Bitcoin, the unusual — and volatile — virtual currency created in 2008, is being quickly adopted as a payment method.
The main reason why is mobile apps, Bloomberg says, although using the currency is also a convenient way to reduce or avoid money transfer and banking fees.
“Since Bitcoins exist as software, apps on wireless devices are an efficient way to transfer money,” Bloomberg says, good for “storing digital money in virtual wallets, paying other people and stores for goods and services, and exchanging Bitcoins for dollars and other currencies.”
There are hurdles to widespread adoption, though. China has outright banned its banks from processing Bitcoin transactions, Bloomberg says. In the U.S., the Consumer Financial Protection Bureau for now is merely watching the mobile payments market, which includes Bitcoin. The U.S. Justice Department has called for policies regulating their use.

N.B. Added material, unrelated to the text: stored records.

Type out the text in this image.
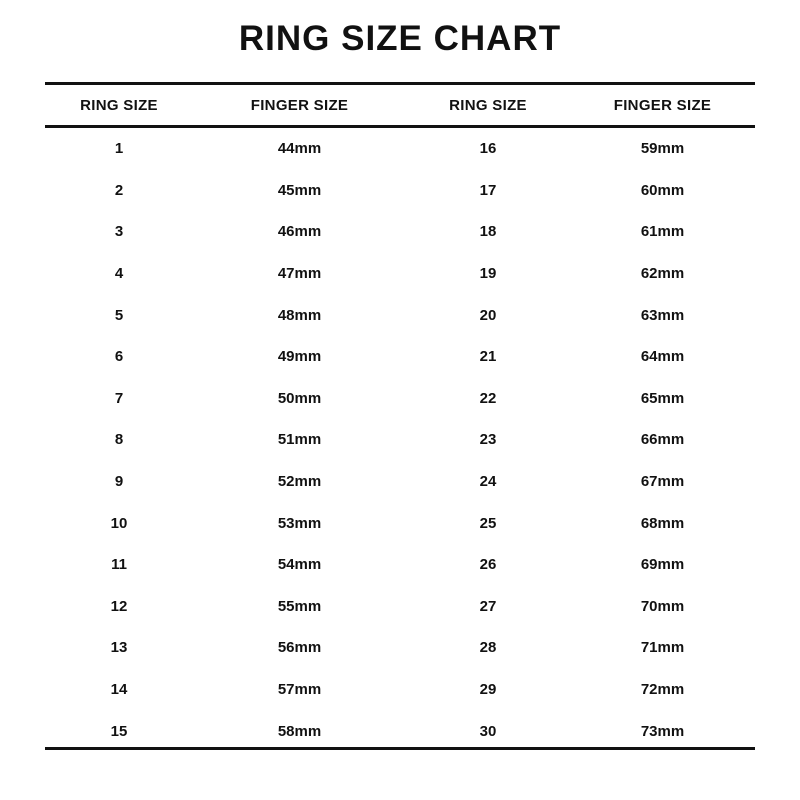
RING SIZE CHART
RING SIZE	FINGER SIZE	RING SIZE	FINGER SIZE
1	44mm	16	59mm
2	45mm	17	60mm
3	46mm	18	61mm
4	47mm	19	62mm
5	48mm	20	63mm
6	49mm	21	64mm
7	50mm	22	65mm
8	51mm	23	66mm
9	52mm	24	67mm
10	53mm	25	68mm
11	54mm	26	69mm
12	55mm	27	70mm
13	56mm	28	71mm
14	57mm	29	72mm
15	58mm	30	73mm
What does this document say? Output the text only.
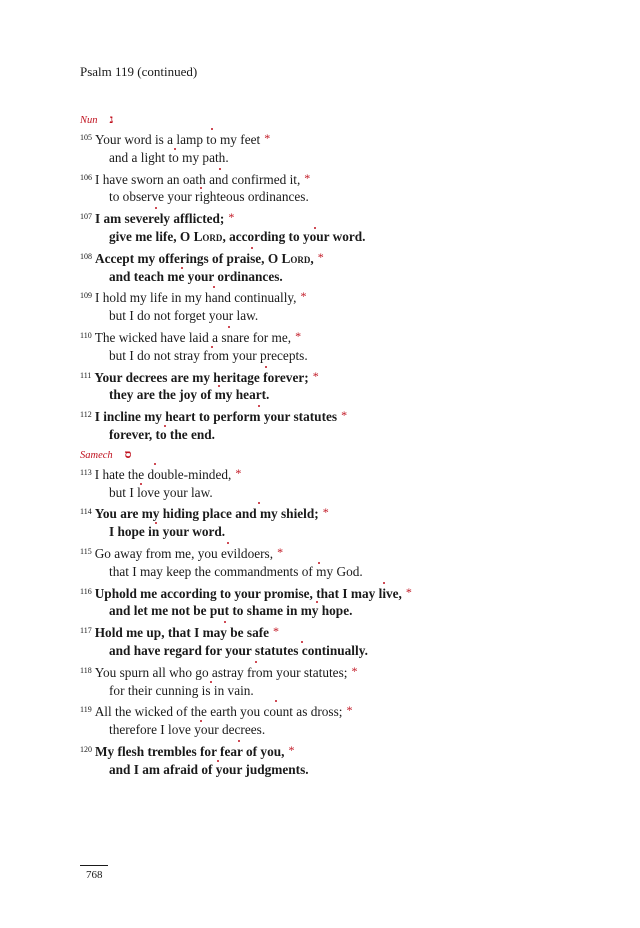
Psalm 119 (continued)
Nun נ
$^{105}$ Your word is a lamp to my feet *
and a light to my path.
$^{106}$ I have sworn an oath and confirmed it, *
to observe your righteous ordinances.
$^{107}$ I am severely afflicted; *
give me life, O Lord, according to your word.
$^{108}$ Accept my offerings of praise, O Lord, *
and teach me your ordinances.
$^{109}$ I hold my life in my hand continually, *
but I do not forget your law.
$^{110}$ The wicked have laid a snare for me, *
but I do not stray from your precepts.
$^{111}$ Your decrees are my heritage forever; *
they are the joy of my heart.
$^{112}$ I incline my heart to perform your statutes *
forever, to the end.
Samech ס
$^{113}$ I hate the double-minded, *
but I love your law.
$^{114}$ You are my hiding place and my shield; *
I hope in your word.
$^{115}$ Go away from me, you evildoers, *
that I may keep the commandments of my God.
$^{116}$ Uphold me according to your promise, that I may live, *
and let me not be put to shame in my hope.
$^{117}$ Hold me up, that I may be safe *
and have regard for your statutes continually.
$^{118}$ You spurn all who go astray from your statutes; *
for their cunning is in vain.
$^{119}$ All the wicked of the earth you count as dross; *
therefore I love your decrees.
$^{120}$ My flesh trembles for fear of you, *
and I am afraid of your judgments.
768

But the biggest barrier is probably the mobile store platforms. Apple has rejected many Bitcoin payment apps, Bloomberg says — its app market has about 100 compared with about 250 on Android devices. Apple is particularly concerned about apps that convert the digital currency into others, and it’s not hard to understand why.
We first wrote about Bitcoin in April, when they were bouncing between $130 and $260 each. In February, they were only $20. Early this week they were worth more than $1,000 apiece, says CNBC, which profiled an early Bitcoin investor who holds millions in the currency and has been called “Bitcoin Jesus.”
“There are thousands of vendors online who accept Bitcoins as payment,” says Time’s Jessica Roy. Roy bought all her Christmas gifts online this year with the currency, but says it’s still hard to find brick-and-mortar stores that easily process Bitcoin payments.